Posted on 8/25/21 at 1:14 pm to SouthernStyled
All that shite is fairy dust farts in the wind. These are just the modern day classic paintings. No real true value, just overinflated perceived value for people who just want to show material shite off. Not quite as stupid as those NFTs, but they are all a grift anyways.
Posted on 8/26/21 at 2:55 pm to The Quiet One
quote:
Can you provide some examples of why Karl Jobst is apparently FOS?
Still waiting for an answer.
Posted on 8/26/21 at 3:55 pm to The Quiet One
Full of shite?
The dude has no knowledge of the collectibles market besides a few hours of research
. His video is absolutely terrible, so much bullshite fluff and woe is me nonsense with a little bit of googling between.
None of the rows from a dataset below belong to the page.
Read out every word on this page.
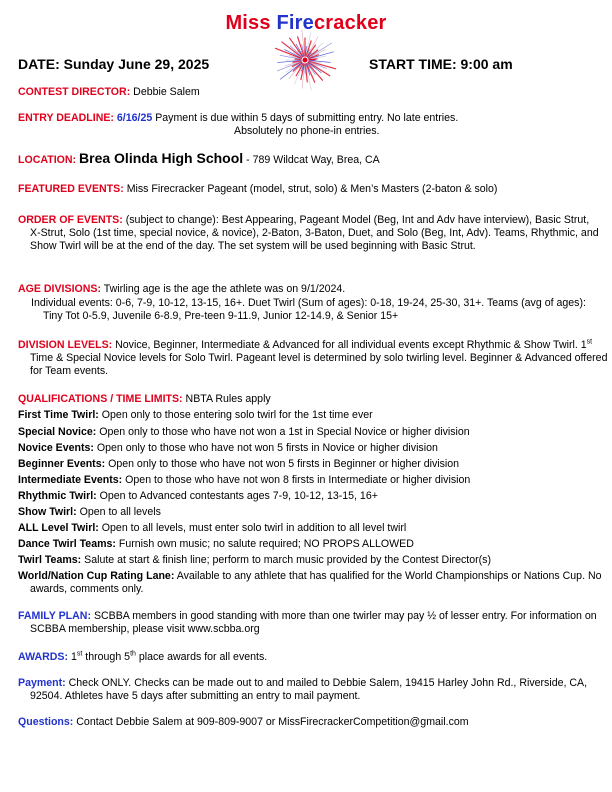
Miss Firecracker
DATE: Sunday June 29, 2025	START TIME: 9:00 am
CONTEST DIRECTOR: Debbie Salem
ENTRY DEADLINE: 6/16/25 Payment is due within 5 days of submitting entry. No late entries.
Absolutely no phone-in entries.
LOCATION: Brea Olinda High School - 789 Wildcat Way, Brea, CA
FEATURED EVENTS: Miss Firecracker Pageant (model, strut, solo) & Men’s Masters (2-baton & solo)
ORDER OF EVENTS: (subject to change): Best Appearing, Pageant Model (Beg, Int and Adv have interview), Basic Strut, X-Strut, Solo (1st time, special novice, & novice), 2-Baton, 3-Baton, Duet, and Solo (Beg, Int, Adv). Teams, Rhythmic, and Show Twirl will be at the end of the day. The set system will be used beginning with Basic Strut.
AGE DIVISIONS: Twirling age is the age the athlete was on 9/1/2024.
Individual events: 0-6, 7-9, 10-12, 13-15, 16+. Duet Twirl (Sum of ages): 0-18, 19-24, 25-30, 31+. Teams (avg of ages): Tiny Tot 0-5.9, Juvenile 6-8.9, Pre-teen 9-11.9, Junior 12-14.9, & Senior 15+
DIVISION LEVELS: Novice, Beginner, Intermediate & Advanced for all individual events except Rhythmic & Show Twirl. 1st Time & Special Novice levels for Solo Twirl. Pageant level is determined by solo twirling level. Beginner & Advanced offered for Team events.
QUALIFICATIONS / TIME LIMITS: NBTA Rules apply
First Time Twirl: Open only to those entering solo twirl for the 1st time ever
Special Novice: Open only to those who have not won a 1st in Special Novice or higher division
Novice Events: Open only to those who have not won 5 firsts in Novice or higher division
Beginner Events: Open only to those who have not won 5 firsts in Beginner or higher division
Intermediate Events: Open to those who have not won 8 firsts in Intermediate or higher division
Rhythmic Twirl: Open to Advanced contestants ages 7-9, 10-12, 13-15, 16+
Show Twirl: Open to all levels
ALL Level Twirl: Open to all levels, must enter solo twirl in addition to all level twirl
Dance Twirl Teams: Furnish own music; no salute required; NO PROPS ALLOWED
Twirl Teams: Salute at start & finish line; perform to march music provided by the Contest Director(s)
World/Nation Cup Rating Lane: Available to any athlete that has qualified for the World Championships or Nations Cup. No awards, comments only.
FAMILY PLAN: SCBBA members in good standing with more than one twirler may pay ½ of lesser entry. For information on SCBBA membership, please visit www.scbba.org
AWARDS: 1st through 5th place awards for all events.
Payment: Check ONLY. Checks can be made out to and mailed to Debbie Salem, 19415 Harley John Rd., Riverside, CA, 92504. Athletes have 5 days after submitting an entry to mail payment.
Questions: Contact Debbie Salem at 909-809-9007 or MissFirecrackerCompetition@gmail.com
The heritage is a POS and has always been, but the boom the collectibles market has seen has been across all sectors (lots of items 100x increase or more, but he choses to single out ONE extremity).
The dude has no knowledge of the collectibles market besides a few hours of research
The heritage is a POS and has always been, but the boom the collectibles market has seen has been across all sectors (lots of items 100x increase or more, but he choses to single out ONE extremity).
Posted on 8/28/21 at 7:52 am to The Quiet One
quote:
Can you provide some examples of why Karl Jobst is apparently FOS?
I think he’s pretty much correct on his auction video, but watch his latest video on Billy Mitchell’s court case dismissal for a heavy dose of hyperbole. It made me start to question the integrity of his other videos.